Das ist nicht nur ein extremes Mittel. Sondern auch schlechter Stil. Mit Folgen. Man kennt das aus dem normalen Leben: In Mails laufen viele Menschen zu großer Form auf und finden zu großem Mut bei Aussagen, die sie sich nicht trauten, dem Angeschriebenen ins Gesicht zu sagen. Eine grassierende Unart ist das, schon unter Privat- oder Geschäftsleuten. Um wie viel mehr zwischen dem Kanzler und seinen Vizes.

Es hat sich ein nagendes Misstrauen breit gemacht

Die positiven Signale aus den beiden zerstrittenen Lagern auf den naheliegenden Kanzlerkompromiss sollten nicht darüber hinwegtäuschen: In dieser Ampelkoalition hat sich ein nagendes Misstrauen breitgemacht, das mit diesem Machtwort nicht aus der Welt geschafft ist. Im Gegenteil. Nach nur einem Jahr im Amt hat sich dieses Bündnis als vom Zufall zusammengewürfelt und hochfragil erwiesen. Nurmehr die Macht als allerdings starker Klebstoff vermag diese Koalitionäre weiter zusammenzuhalten.

Es sei besser nicht zu regieren, als schlecht zu regieren. Mit diesem berühmt gewordenen Satz hatte Christian Lindner ein mögliches Bündnis aus Union, Grünen und FDP nach der Bundestagswahl 2017 schon verlassen, bevor es begonnen hatte. Ohne Schaden am eigenen politischen Leib, ohne Schleifspuren bei seiner Partei kann Lindner das kein zweites Mal tun. So sind die Liberalen in der Tat die Unglückswürmer in diesem Bündnis, eingeklemmt und nebensächlicher Übergang zwischen Rot und Grün - wie bei der echten Ampel an der Straßenkreuzung.

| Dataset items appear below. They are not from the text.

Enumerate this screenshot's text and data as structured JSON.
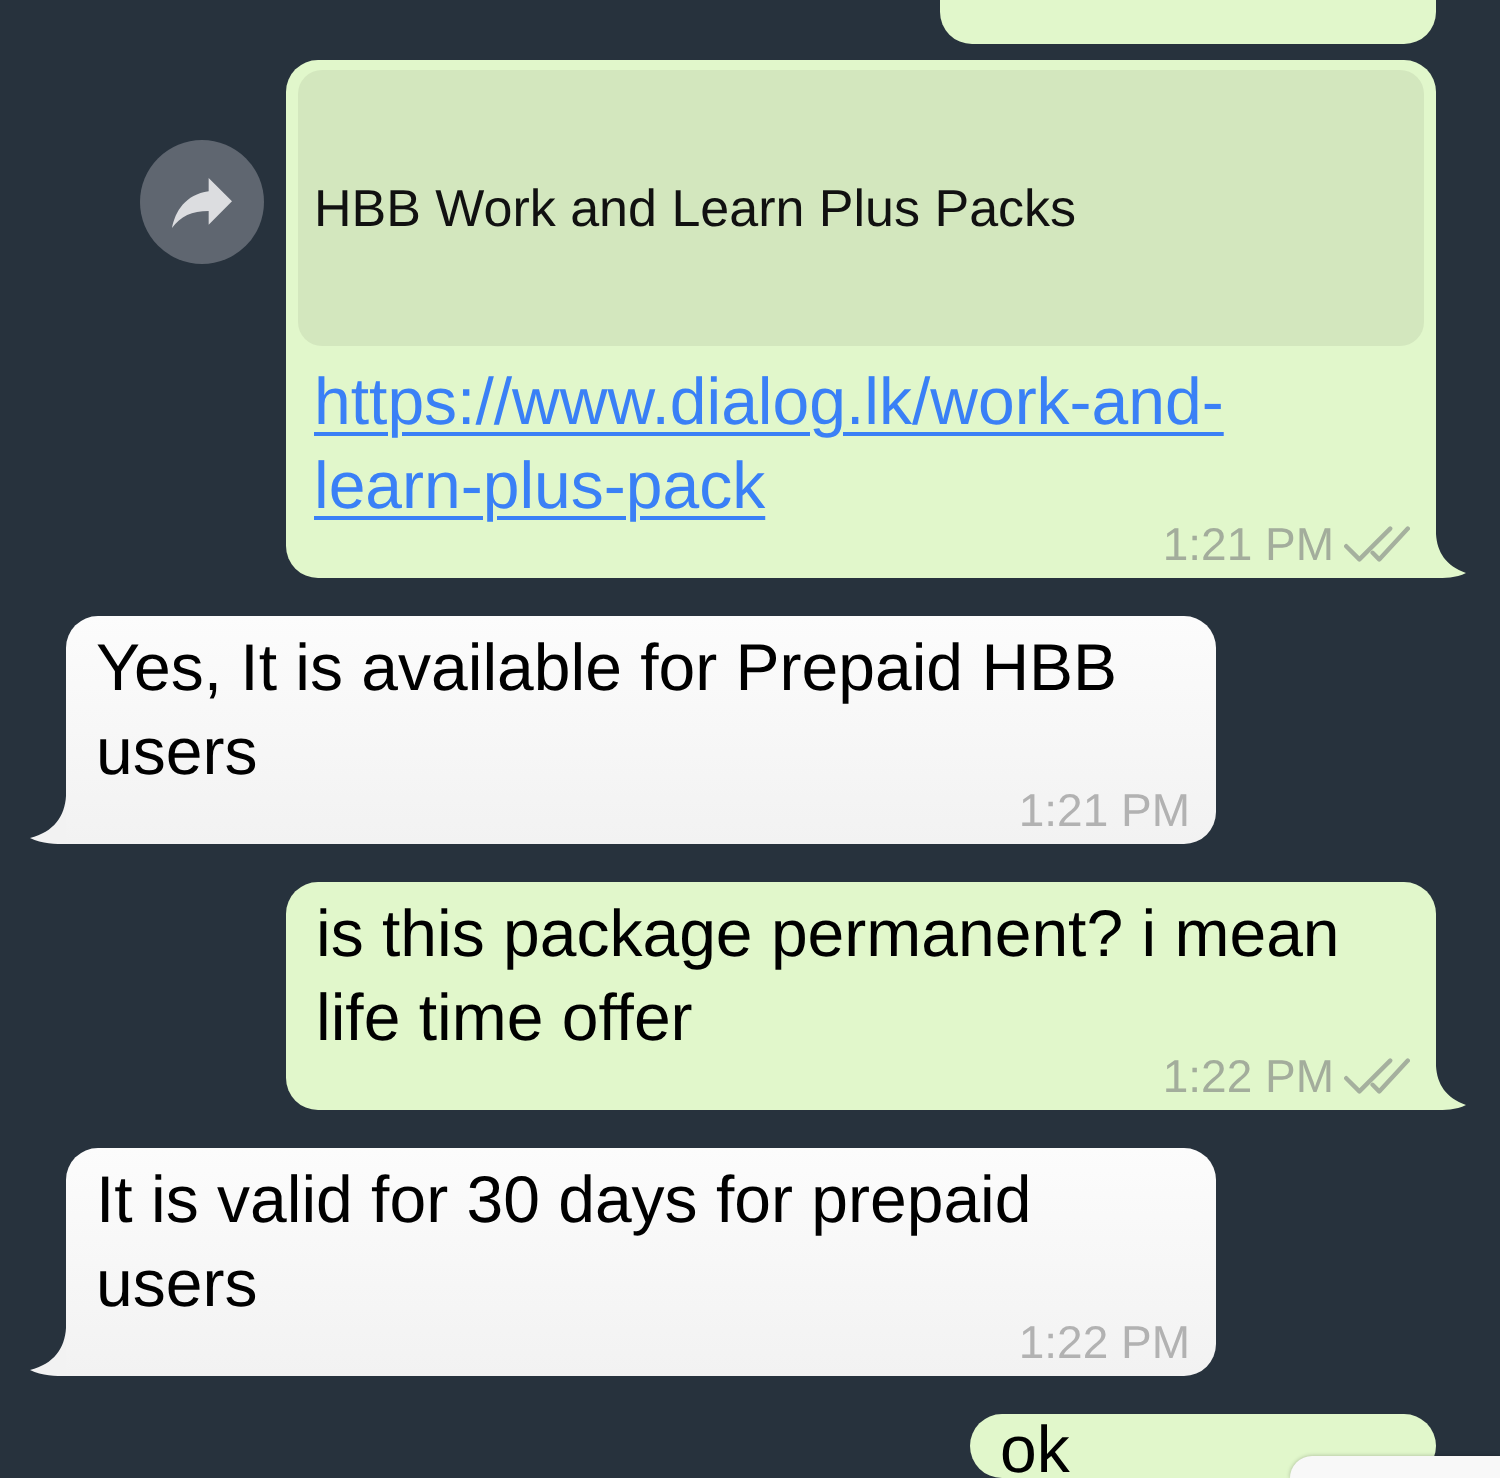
{
  "messages": [
    {
      "kind": "partial",
      "outgoing": true
    },
    {
      "kind": "link",
      "outgoing": true,
      "forward_button": true,
      "preview_title": "HBB Work and Learn Plus Packs",
      "url": "https://www.dialog.lk/work-and-learn-plus-pack",
      "time": "1:21 PM",
      "delivered": true
    },
    {
      "kind": "text",
      "outgoing": false,
      "text": "Yes, It is available for Prepaid HBB users",
      "time": "1:21 PM"
    },
    {
      "kind": "text",
      "outgoing": true,
      "text": "is this package permanent? i mean life time offer",
      "time": "1:22 PM",
      "delivered": true
    },
    {
      "kind": "text",
      "outgoing": false,
      "text": "It is valid for 30 days for prepaid users",
      "time": "1:22 PM"
    },
    {
      "kind": "text",
      "outgoing": true,
      "text": "ok"
    }
  ]
}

Die FDP ist nicht beneiden. Aber auch nicht zu bemitleiden. Sie hat sich selbst in diese Sackgasse manövriert, aus der kein goldener Weg mehr herausführt. Schon gar nicht die erwirkten zwölf Wochen mehr Laufzeit für ein Atomkraftwerk im Emsland.  

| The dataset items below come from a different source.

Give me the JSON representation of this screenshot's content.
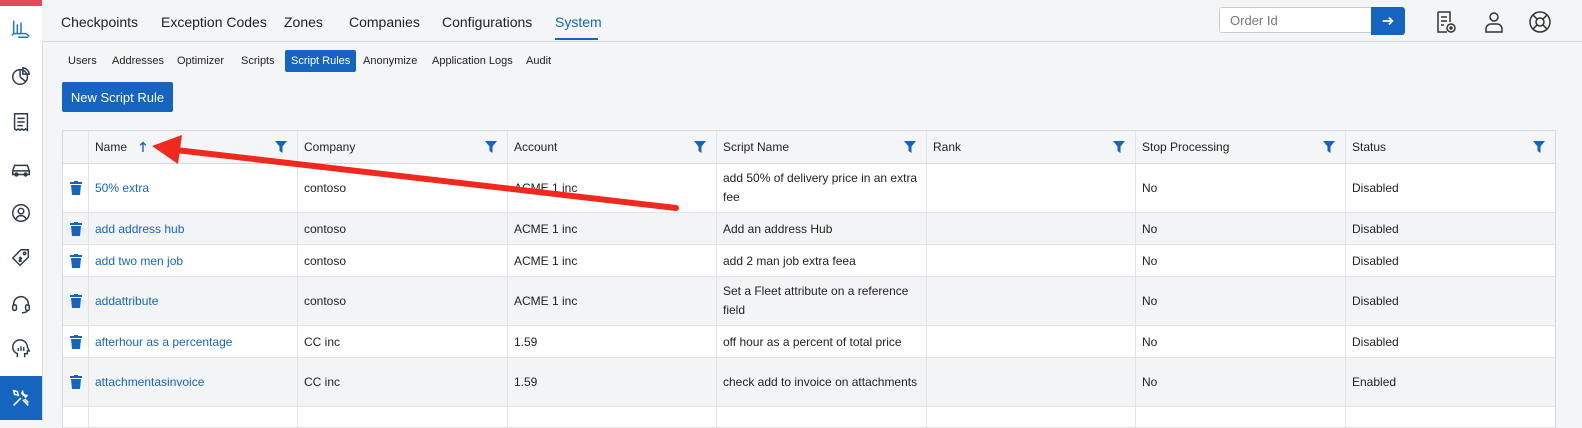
{
  "rail": {
    "icons": [
      "logo-icon",
      "pie-chart-icon",
      "receipt-icon",
      "car-icon",
      "user-circle-icon",
      "price-tag-icon",
      "headset-icon",
      "brain-icon",
      "tools-icon"
    ]
  },
  "topnav": {
    "tabs": [
      "Checkpoints",
      "Exception Codes",
      "Zones",
      "Companies",
      "Configurations",
      "System"
    ],
    "active": "System",
    "order_placeholder": "Order Id"
  },
  "subnav": {
    "items": [
      "Users",
      "Addresses",
      "Optimizer",
      "Scripts",
      "Script Rules",
      "Anonymize",
      "Application Logs",
      "Audit"
    ],
    "active": "Script Rules"
  },
  "new_button_label": "New Script Rule",
  "table": {
    "columns": [
      "Name",
      "Company",
      "Account",
      "Script Name",
      "Rank",
      "Stop Processing",
      "Status"
    ],
    "sort": {
      "column": "Name",
      "direction": "ascending"
    },
    "rows": [
      {
        "name": "50% extra",
        "company": "contoso",
        "account": "ACME 1 inc",
        "script_name": "add 50% of delivery price in an extra fee",
        "rank": "",
        "stop_processing": "No",
        "status": "Disabled"
      },
      {
        "name": "add address hub",
        "company": "contoso",
        "account": "ACME 1 inc",
        "script_name": "Add an address Hub",
        "rank": "",
        "stop_processing": "No",
        "status": "Disabled"
      },
      {
        "name": "add two men job",
        "company": "contoso",
        "account": "ACME 1 inc",
        "script_name": "add 2 man job extra feea",
        "rank": "",
        "stop_processing": "No",
        "status": "Disabled"
      },
      {
        "name": "addattribute",
        "company": "contoso",
        "account": "ACME 1 inc",
        "script_name": "Set a Fleet attribute on a reference field",
        "rank": "",
        "stop_processing": "No",
        "status": "Disabled"
      },
      {
        "name": "afterhour as a percentage",
        "company": "CC inc",
        "account": "1.59",
        "script_name": "off hour as a percent of total price",
        "rank": "",
        "stop_processing": "No",
        "status": "Disabled"
      },
      {
        "name": "attachmentasinvoice",
        "company": "CC inc",
        "account": "1.59",
        "script_name": "check add to invoice on attachments",
        "rank": "",
        "stop_processing": "No",
        "status": "Enabled"
      }
    ]
  },
  "annotation": {
    "type": "red-arrow",
    "points_to": "Name column sort indicator",
    "color": "#f0281e"
  },
  "colors": {
    "accent": "#1565c0",
    "rail_top": "#e24a5a",
    "arrow": "#f0281e"
  }
}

Anmerkung der Redaktion: Liebe Leserin, lieber Leser, die Trennung von Meinung und Information ist uns besonders wichtig. Meinungsbeiträge wie dieser Kommentar geben die persönliche Sicht der Autorin / des Autors wieder. Kommentare können und sollen eine klare Position beziehen. Sie können Zustimmung oder Widerspruch auslösen und auf diese Weise zur Diskussion anregen. Damit unterscheiden sich Kommentare bewusst von Berichten, die über einen Sachverhalt informieren und unterschiedliche Blickwinkel möglichst ausgewogen darstellen sollen.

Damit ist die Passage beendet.